Mas foi Contardo Calligaris, italiano que migrou para o Brasil e por aqui fez movimentos interessantes, que me aproximou de outra psicanálise. Às quintas-feiras, suas crônicas de escrita legível tecida com a linha da erudição ancorada no seu vasto conhecimento e interesse pela humanidade apresentavam opiniões políticas, escritores, filmes, artistas e provocavam interrogações. Não escrevia sobre a psicanálise, mas sobre os efeitos que a psicanálise provocou em seu modo de viver. De suas experiências, viagens e andanças cotidianas pela cidade, coletava detalhes triviais que descerravam janelas e iluminavam porões. Seus textos me causavam um certo desatino em que eu me desviava da sensatez. Houve um tempo em que lia sua crônica antes da caminhada matinal. Mudei a rota costumeira, conheci lugares novos e passei a explorar a cidade com novo talhe. Suas articulações libertaram ideias reprimidas. Sulcaram aberturas em minha posição muitas vezes dogmática. Mas o que mais me aguçava? Seu modo de viver errante. Aprendi a viajar com mala de mão, a andar sem rumo e a explorar o novo.

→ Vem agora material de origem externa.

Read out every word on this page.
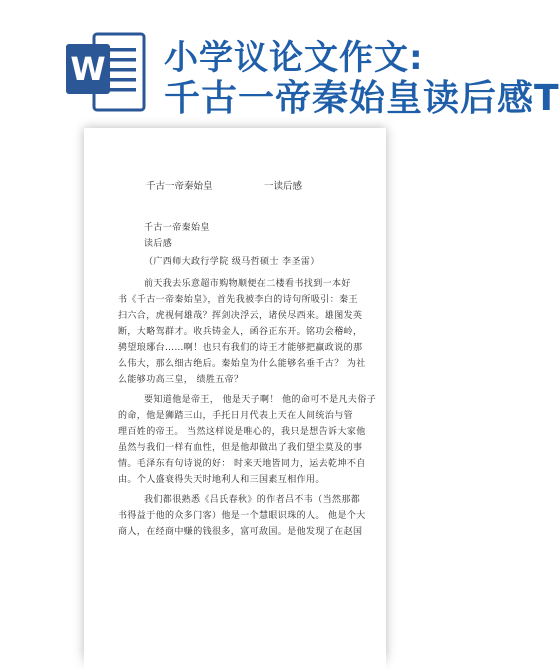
W 小学议论文作文:
千古一帝秦始皇读后感T
千古一帝秦始皇	一读后感
千古一帝秦始皇
读后感
（广西师大政行学院 级马哲硕士 李圣雷）
前天我去乐意超市购物顺便在二楼看书找到一本好
书《千古一帝秦始皇》，首先我被李白的诗句所吸引：秦王
扫六合，虎视何雄哉？挥剑决浮云，诸侯尽西来。雄图发英
断，大略驾群才。收兵铸金人，函谷正东开。铭功会稽岭，
骋望琅琊台……啊！也只有我们的诗王才能够把赢政说的那
么伟大，那么细古绝后。秦始皇为什么能够名垂千古？ 为社
么能够功高三皇， 绩胜五帝？
要知道他是帝王， 他是天子啊！ 他的命可不是凡夫俗子
的命，他是狮踏三山，手托日月代表上天在人间统治与管
理百姓的帝王。 当然这样说是唯心的，我只是想告诉大家他
虽然与我们一样有血性，但是他却做出了我们望尘莫及的事
情。毛泽东有句诗说的好： 时来天地皆同力，运去乾坤不自
由。个人盛衰得失天时地利人和三国素互相作用。
我们都很熟悉《吕氏春秋》的作者吕不韦（当然那都
书得益于他的众多门客）他是一个慧眼识珠的人。 他是个大
商人，在经商中赚的钱很多，富可敌国。是他发现了在赵国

Vinte e dois anos depois, duas décadas de leitura semanal, em sua crônica de 6 de janeiro de 2021, Canetas transformaram a trivialidade em ritual no meu círculo familiar, Calligaris traçou a experiência das pessoas de seu círculo familiar e também da sua própria história com a caneta e o ato de escrever. Nesse relato Calligaris eleva o ato de escrever à mão como parte do encanto. E continua: como se, em cada caso, a caneta e os gestos transformassem a trivialidade cotidiana em algo sagrado, um rito. Nada de mais, escrever é sempre um pouco isso: conferir ao acontecimento a dignidade do registro.

Com a pandemia me tornei andarilha catadora de palavras que claudicam. Nessa perambulação capenga, o que falha movimenta e me livro do assento. No hiato me esbarro com a surpresa de quem migra. Nunca sei aonde vou chegar nem o que vou encontrar. Se de meus antepassados herdei a coragem de experimentar a partida, Calligaris me deixou a errância como herança. E escrever, assim como viver, não é nada de mais, mas espero que esteja à altura.